Lutte contre la criminalité et le terrorisme : Les Gabelous à l’avant-garde du combat

C’est une erreur de croire que la douane est réduite à sa simple dimension fiscale. Depuis quelques années, elle a fait sa mue pour se placer à l’avant-garde de la lutte contre la criminalité sous toutes ses formes. De ce fait, elle participe qualitativement à la lutte contre le terrorisme malgré ses modestes moyens. A ce jour, les résultats obtenus sur ce terrain sont plus qu’éloquents. Nous sommes allés, pour en savoir davantage, auprès des autorités de l’administration douanière. Lisez plutôt !

L’avènement du terrorisme dans notre pays, à l’instar des autres États du Sahel et même du reste du monde, impose à l’administration des Douanes une espèce de mue.

Traditionnellement, la lutte contre le grand banditisme et le terrorisme fait partie des missions qu’elle mène au quotidien en soutien aux autres services de sécurité. Cette tâche est assignée à l’ensemble des agents sur le territoire national sous la coordination Direction du Renseignement et des Enquêtes douanières avec les orientations de la haute hiérarchie douanière.

En effet, le code des douanes (qui est une loi) impose à l’administration douanière la protection de la population contre la contrebande, la criminalité, le trafic humain, le trafic d’armes, et de munitions, des stupéfiants. Depuis plusieurs années, les succès s’enchainent et les malfrats sont traqués jusque dans leurs derniers retranchements.

Le 26 janvier dernier, jour commémoratif de la journée internationale des douanes, agents des douanes ont opéré une saisie d’envergure portant sur plus 6,2 tonnes de cannabis d’une valeur estimée 16 milliards de FCFA. C’était dans le secteur de Karagasso sur la route de Koury, milieu hautement hostile du fait d’une présence visible des terroristes.

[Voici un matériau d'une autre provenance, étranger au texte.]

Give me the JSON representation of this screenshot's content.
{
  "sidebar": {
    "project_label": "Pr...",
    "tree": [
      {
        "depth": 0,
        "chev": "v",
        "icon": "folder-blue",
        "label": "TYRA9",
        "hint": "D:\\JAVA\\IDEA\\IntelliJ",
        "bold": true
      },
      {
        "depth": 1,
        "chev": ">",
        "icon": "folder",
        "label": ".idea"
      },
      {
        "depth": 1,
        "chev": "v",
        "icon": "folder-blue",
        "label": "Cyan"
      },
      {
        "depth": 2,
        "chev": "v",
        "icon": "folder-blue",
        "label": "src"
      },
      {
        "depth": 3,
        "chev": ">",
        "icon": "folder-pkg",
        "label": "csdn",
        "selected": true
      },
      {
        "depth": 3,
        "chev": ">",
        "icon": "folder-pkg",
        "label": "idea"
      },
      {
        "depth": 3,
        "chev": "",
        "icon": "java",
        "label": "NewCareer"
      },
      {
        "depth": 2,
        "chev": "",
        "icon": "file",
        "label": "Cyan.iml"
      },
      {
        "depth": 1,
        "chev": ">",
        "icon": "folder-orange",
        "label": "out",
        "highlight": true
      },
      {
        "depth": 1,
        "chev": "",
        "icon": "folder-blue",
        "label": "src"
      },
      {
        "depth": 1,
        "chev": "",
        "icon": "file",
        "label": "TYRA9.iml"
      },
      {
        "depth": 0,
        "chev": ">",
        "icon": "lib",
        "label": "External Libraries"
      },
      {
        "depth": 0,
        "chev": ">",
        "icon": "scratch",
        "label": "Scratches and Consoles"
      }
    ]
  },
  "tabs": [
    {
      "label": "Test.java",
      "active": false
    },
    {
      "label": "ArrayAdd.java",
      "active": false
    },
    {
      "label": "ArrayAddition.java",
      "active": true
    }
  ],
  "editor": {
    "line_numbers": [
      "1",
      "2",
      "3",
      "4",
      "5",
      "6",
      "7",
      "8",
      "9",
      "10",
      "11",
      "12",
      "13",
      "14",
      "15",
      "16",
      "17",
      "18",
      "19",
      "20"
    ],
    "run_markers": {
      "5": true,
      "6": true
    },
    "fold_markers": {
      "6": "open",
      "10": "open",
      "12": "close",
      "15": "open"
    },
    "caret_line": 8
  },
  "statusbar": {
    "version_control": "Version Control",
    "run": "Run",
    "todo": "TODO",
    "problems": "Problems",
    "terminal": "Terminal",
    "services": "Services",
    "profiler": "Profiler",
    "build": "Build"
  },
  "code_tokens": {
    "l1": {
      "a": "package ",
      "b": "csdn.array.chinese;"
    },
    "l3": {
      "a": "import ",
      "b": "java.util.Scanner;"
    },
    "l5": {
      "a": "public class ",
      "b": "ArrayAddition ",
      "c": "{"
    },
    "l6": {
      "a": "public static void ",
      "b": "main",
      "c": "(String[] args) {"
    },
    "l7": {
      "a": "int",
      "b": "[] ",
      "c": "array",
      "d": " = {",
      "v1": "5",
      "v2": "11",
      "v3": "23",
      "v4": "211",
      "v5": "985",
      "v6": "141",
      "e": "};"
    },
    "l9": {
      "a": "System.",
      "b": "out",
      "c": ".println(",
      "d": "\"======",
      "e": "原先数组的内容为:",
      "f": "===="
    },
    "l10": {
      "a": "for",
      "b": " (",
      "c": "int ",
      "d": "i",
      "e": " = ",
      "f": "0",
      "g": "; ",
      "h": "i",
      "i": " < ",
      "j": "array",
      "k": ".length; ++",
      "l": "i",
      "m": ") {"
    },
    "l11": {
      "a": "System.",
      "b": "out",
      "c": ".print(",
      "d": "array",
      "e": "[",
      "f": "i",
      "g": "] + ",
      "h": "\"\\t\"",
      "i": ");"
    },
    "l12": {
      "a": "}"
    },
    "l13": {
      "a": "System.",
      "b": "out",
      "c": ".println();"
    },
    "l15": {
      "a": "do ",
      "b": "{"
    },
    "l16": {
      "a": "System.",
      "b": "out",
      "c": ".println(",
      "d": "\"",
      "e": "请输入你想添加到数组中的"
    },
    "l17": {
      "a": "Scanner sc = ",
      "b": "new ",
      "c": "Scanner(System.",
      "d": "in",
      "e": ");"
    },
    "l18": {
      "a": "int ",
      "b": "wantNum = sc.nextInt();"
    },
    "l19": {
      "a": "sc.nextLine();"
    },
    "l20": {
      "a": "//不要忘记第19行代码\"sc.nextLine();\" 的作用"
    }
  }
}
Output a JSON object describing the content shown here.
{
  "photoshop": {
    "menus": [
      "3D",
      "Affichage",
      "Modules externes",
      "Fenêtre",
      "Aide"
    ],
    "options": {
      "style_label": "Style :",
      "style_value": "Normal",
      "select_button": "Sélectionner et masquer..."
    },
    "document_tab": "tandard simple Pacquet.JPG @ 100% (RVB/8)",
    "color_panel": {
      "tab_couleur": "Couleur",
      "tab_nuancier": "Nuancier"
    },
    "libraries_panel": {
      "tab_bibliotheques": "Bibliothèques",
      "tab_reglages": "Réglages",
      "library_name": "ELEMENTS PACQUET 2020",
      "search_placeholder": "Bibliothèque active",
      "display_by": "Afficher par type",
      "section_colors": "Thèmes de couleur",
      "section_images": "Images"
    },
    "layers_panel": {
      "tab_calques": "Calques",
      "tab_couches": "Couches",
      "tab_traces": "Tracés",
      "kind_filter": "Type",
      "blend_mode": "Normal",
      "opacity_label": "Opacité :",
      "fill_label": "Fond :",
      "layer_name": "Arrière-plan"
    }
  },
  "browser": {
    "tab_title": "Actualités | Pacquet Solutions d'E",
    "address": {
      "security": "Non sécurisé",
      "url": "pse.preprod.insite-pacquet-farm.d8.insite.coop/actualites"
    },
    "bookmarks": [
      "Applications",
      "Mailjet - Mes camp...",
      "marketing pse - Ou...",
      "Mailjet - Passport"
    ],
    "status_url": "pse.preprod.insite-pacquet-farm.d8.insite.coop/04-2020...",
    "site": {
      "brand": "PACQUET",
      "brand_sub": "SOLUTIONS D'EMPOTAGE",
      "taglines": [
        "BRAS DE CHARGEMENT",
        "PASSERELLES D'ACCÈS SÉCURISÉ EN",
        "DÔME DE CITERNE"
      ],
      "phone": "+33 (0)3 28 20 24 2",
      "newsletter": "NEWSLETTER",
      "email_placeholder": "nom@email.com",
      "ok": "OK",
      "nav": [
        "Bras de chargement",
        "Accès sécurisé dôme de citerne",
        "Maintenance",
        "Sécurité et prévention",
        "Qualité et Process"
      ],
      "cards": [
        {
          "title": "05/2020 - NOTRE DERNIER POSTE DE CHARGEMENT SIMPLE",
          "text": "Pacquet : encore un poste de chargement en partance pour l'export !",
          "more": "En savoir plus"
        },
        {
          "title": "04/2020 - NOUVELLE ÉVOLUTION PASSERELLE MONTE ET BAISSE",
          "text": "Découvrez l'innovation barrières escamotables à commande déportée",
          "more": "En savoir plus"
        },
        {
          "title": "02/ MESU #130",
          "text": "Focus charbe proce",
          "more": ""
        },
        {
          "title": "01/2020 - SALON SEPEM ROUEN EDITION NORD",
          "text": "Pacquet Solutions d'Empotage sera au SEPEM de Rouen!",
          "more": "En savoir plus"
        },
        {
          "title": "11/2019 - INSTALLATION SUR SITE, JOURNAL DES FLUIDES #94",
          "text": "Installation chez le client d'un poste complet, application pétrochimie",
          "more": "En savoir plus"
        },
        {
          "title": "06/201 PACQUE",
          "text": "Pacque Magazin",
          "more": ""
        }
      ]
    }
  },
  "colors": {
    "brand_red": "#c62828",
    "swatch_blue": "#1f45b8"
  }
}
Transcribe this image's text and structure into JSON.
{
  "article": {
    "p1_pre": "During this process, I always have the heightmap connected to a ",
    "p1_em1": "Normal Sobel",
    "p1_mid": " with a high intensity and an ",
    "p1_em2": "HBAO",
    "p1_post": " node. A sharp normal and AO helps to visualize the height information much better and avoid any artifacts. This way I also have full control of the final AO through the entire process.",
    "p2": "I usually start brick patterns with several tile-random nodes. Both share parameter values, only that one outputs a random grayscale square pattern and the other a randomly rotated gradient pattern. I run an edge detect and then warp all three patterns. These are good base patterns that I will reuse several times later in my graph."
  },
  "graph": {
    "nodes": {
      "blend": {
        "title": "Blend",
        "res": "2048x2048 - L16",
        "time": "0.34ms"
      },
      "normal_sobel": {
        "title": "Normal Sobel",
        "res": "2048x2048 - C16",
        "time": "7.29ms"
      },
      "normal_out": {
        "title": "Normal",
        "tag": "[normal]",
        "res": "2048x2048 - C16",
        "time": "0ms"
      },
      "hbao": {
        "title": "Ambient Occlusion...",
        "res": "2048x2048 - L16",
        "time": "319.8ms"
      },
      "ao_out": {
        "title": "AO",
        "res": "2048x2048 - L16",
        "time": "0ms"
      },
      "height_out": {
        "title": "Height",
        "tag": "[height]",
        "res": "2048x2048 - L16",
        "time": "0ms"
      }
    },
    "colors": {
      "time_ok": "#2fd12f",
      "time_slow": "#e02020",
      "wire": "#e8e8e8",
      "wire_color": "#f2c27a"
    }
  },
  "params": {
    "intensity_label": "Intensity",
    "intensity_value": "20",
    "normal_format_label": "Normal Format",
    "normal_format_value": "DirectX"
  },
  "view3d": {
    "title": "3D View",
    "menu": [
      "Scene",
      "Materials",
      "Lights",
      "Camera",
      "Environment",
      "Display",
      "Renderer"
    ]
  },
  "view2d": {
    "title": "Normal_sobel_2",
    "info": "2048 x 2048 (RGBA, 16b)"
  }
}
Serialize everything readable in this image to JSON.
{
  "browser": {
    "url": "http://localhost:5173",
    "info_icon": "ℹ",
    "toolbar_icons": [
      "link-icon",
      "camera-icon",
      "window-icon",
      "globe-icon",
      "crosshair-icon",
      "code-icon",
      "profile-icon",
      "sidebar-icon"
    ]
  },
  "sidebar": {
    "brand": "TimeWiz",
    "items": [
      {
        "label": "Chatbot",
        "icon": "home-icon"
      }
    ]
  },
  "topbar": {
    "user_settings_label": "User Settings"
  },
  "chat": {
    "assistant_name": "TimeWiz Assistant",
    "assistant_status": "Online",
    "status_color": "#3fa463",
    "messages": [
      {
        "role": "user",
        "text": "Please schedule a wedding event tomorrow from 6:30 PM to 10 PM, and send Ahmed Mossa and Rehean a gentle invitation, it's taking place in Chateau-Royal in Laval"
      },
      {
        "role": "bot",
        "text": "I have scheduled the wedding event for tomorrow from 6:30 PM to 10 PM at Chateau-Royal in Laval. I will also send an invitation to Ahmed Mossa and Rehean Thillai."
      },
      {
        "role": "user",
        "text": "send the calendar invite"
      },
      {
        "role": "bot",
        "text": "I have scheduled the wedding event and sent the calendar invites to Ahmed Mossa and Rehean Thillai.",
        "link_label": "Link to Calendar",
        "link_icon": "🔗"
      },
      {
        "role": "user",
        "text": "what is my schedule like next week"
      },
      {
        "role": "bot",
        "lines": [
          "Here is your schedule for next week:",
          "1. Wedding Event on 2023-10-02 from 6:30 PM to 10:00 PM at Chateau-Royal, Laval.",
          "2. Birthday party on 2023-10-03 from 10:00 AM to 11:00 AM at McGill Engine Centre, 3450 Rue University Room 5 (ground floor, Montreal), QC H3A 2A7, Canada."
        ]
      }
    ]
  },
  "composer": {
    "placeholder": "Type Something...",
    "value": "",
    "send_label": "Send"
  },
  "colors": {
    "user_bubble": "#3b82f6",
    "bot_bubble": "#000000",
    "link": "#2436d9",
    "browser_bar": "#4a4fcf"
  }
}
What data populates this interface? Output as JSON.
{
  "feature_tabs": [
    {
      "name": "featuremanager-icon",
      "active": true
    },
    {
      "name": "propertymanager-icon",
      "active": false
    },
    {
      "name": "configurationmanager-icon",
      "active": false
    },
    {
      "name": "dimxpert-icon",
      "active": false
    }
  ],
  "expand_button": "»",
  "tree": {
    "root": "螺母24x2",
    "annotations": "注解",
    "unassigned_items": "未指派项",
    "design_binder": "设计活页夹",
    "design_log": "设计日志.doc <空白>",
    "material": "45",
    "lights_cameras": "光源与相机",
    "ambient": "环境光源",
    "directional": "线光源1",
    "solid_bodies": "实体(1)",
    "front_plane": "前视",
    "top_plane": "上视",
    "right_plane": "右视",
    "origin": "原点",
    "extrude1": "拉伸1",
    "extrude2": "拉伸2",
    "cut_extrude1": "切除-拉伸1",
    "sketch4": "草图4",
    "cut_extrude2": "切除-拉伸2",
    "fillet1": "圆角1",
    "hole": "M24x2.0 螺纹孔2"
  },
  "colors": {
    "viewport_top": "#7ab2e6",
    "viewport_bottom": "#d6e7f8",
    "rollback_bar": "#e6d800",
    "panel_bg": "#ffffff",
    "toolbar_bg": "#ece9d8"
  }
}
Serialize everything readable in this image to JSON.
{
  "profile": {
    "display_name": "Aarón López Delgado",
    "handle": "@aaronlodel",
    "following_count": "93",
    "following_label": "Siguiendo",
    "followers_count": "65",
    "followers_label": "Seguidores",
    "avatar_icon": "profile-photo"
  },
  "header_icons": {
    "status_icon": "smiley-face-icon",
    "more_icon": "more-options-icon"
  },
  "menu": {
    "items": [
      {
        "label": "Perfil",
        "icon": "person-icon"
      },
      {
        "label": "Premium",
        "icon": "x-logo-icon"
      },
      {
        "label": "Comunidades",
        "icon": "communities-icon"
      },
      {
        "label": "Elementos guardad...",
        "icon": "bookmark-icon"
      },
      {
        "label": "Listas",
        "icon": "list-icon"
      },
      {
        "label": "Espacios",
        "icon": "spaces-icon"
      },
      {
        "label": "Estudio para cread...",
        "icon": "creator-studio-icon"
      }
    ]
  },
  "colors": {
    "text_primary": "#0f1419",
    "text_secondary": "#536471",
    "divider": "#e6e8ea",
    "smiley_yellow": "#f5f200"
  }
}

Dans la zone Bankoumana, les services des douanes ont saisi une importante quantité d’armes et de munitions prête à être acheminée sur Mopti, une zone où la guerre fait rage avec les djihadistes et les coupeurs de route. Dans le même secteur, c’est-à-dire à la frontière guinéenne, les gabelous ont saisi 88 lingots d’or pour un total de 143 kg estimé à plus de 4 milliards de FCFA. Le métal précieux pourrait être un mécanisme de financement du terrorisme qui coupe le sommeil aux Maliens.

Dans le cadre de leur mission de lutte contre le trafic des stupéfiants, un faux douanier a été appréhendé avec 400 Kg de chanvre indien. C’était à Kadiolo. En juin 2020, 28 boulettes de cocaïne ont été extraites des entrailles d’un passeur Nigérian. Dans le secteur de Koro Barrage, les éléments ont saisi des armes de guerre sur un trafiquant. Bref, les exploits des éléments des soldats de l’économie se multiplient.

Mais quel est le secret des douanes maliennes ? Pour être plus efficace dans l’accomplissement de ses missions, la hiérarchie douanière a mis en place une stratégie presque infaillible. Elle procède à la mise en place périodique d’une brigade spéciale sur les axes stratégiques pour contraindre les contrebandiers au recul et au respect de la réglementation.

Les versants sénégalais, guinéen, mauritanien, ivoirien, burkinabé ainsi que les portes d’entrées des régions du Nord sont quadrillés. Ce dispositif avec 4 bases boucle ainsi un maillage bien rodé. Il s’agit des brigades de Bangoumana (sur l’axe guinéen), de Kadiolo (sur l’axe ivoirien), de Diéma (sur l’axe mauritanien), et de Mopti pour le centre. Ces unités tenues par plusieurs dizaines d’hommes chacune, opèrent 24 heures sur 24 et permettent de sécuriser les recettes fiscales et les populations.

Les exploits ne doivent cependant pas cacher les nombreux défis auxquels sont confrontés les hommes sur le terrain. Il y a des problèmes d’effectifs, de matériel roulant, de moyens de communication, de formation, et de financement du déploiement des hommes sur le terrain. L’Etat fait beaucoup mais la tâche est ardue.

La Direction générale des Douanes reste confiante et optimiste. « Nous faisons confiance aux plus hautes autorités en général et à notre Directeur Général dont l’engagement et l’accompagnement n’ont jamais fait défaut »  a confié un cadre du service.